The White House is likely to agree to scale back Iran sanctions waivers if, and only if, Saudi Arabia commits to replacing the lost barrels at least one-for-one to leave the global production-consumption balance unchanged.
High-level discussions between the two countries over sanctions and production policy are likely to have begun already.
President Donald Trump spoke with Saudi Arabia's Crown Prince Mohammed bin Salman by telephone earlier this month about maintaining pressure on Iran and human rights, according to a statement from the White House.
The content of the discussions was not made public but it is safe to assume that oil prices, production and sanctions formed part of the discussion since they are central to the bilateral relationship as well as policy towards Iran.
If sanctions are tightened, it will be because the White House believes it has an undertaking from Saudi Arabia to increase production by at least the equivalent amount, if not more, to contain the impact on U.S. motorists.
COSTS AND BENEFITS
The United States consumed 3.4 billion barrels of gasoline and 1.5 billion barrels of distillate fuel oil in 2018, according to the U.S. Energy Information Administration ("Petroleum Supply Monthly", EIA, March 2019).
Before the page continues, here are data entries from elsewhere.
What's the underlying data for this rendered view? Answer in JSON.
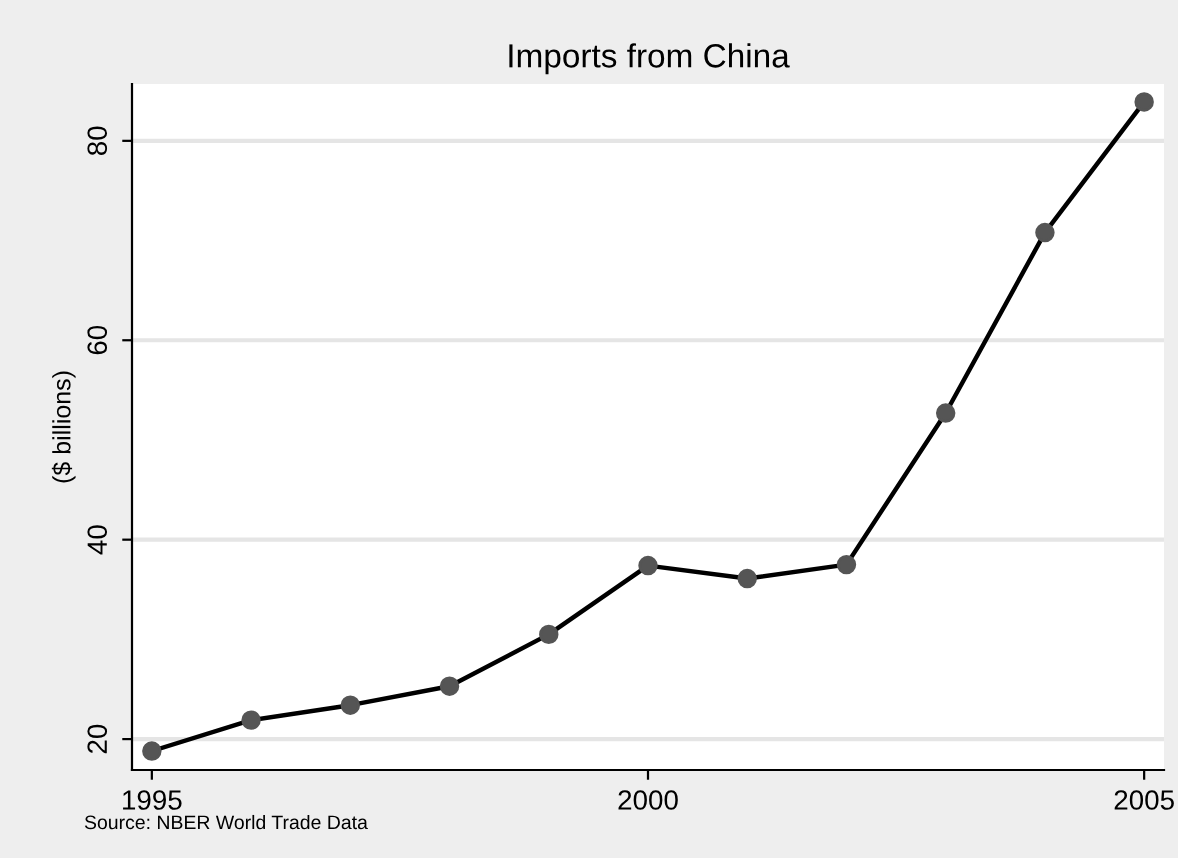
{
  "chart_data": {
    "type": "line",
    "title": "Imports from China",
    "ylabel": "($ billions)",
    "annotations": [
      "Source: NBER World Trade Data"
    ],
    "x": [
      1995,
      1996,
      1997,
      1998,
      1999,
      2000,
      2001,
      2002,
      2003,
      2004,
      2005
    ],
    "series": [
      {
        "color": "#000000",
        "values": [
          18.8,
          21.9,
          23.4,
          25.3,
          30.5,
          37.4,
          36.1,
          37.5,
          52.7,
          70.8,
          83.9
        ]
      }
    ],
    "xlim": [
      1994.8,
      2005.2
    ],
    "xticks": [
      1995,
      2000,
      2005
    ],
    "ylim": [
      16.9,
      85.7
    ],
    "yticks": [
      20,
      40,
      60,
      80
    ],
    "grid": "y",
    "marker": "circle",
    "line_style": "solid",
    "legend": false
  }
}
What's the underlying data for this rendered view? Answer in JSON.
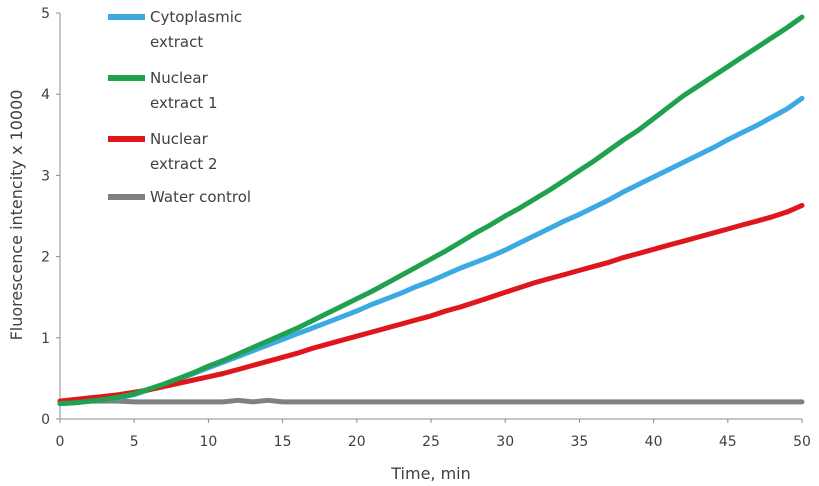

For every $1 benchmark oil price rise because of sanctions, the first round costs for households and businesses amount to roughly $5 billion per year (assuming increased crude prices are passed on by refiners).
Brent prices have already risen by $22 per barrel since the start of the year, as a result of output cuts by the OPEC+ group of oil exporting countries as well as sanctions policies and other supply disruptions.
The impact has been similar to a tax increase of $110 billion per year on U.S. households and businesses and will rise to $150 billion if prices continue heading upward towards $80 per barrel.
Net costs to the United States are much smaller because the country has also become a substantial producer of crude and condensates as a result of the shale revolution.
Domestic crude production is running at 4.3 billion barrels per year, so price rises have so far boosted domestic producers' revenues by around $95 billion per annum.
(Further refinements are possible to include the domestic costs of other petroleum products, such as asphalt, and benefits from sale of other liquids, such as natural gas liquids, but the overall picture does not change much.)
The problem for the White House is that the households and businesses hurt by cost increases for gasoline and diesel fuel are not the same households and businesses that benefit from higher crude prices.
Oil price increases hit motorists, manufacturers, farmers and transportation companies across the country, while the gains are more concentrated in oil-producing states and communities.
Price changes therefore have distributional effects and political consequences within the United States.
Most net oil-producing communities and states backed the president strongly in the 2016 election and are expected to do so again in 2020.
By contrast, net-consuming communities include swing states that provided the president's electoral college majority in 2016 and that he will need again to secure re-election next year.
In general, higher gasoline and diesel costs fall most heavily on swing voters, which is why the president has focused on the need to keep prices down rather than the benefits from price increases.
And the United States and global economies have slowed significantly since the first half of 2018 which will make another round of price increases more painful for U.S. consumers and businesses.
The president has already warned OPEC, via messages published on Twitter, that global economy and financial markets are "fragile" and "cannot take a price hike".
The political and economic cost-benefit calculation explains why the president has been pressing Saudi Arabia hard to increase its production to offset any further loss of barrels from Iran and Venezuela.
If sanctions are tightened, it will indicate the administration has secured the necessary deal on production from Saudi Arabia, even if the commitments remain private.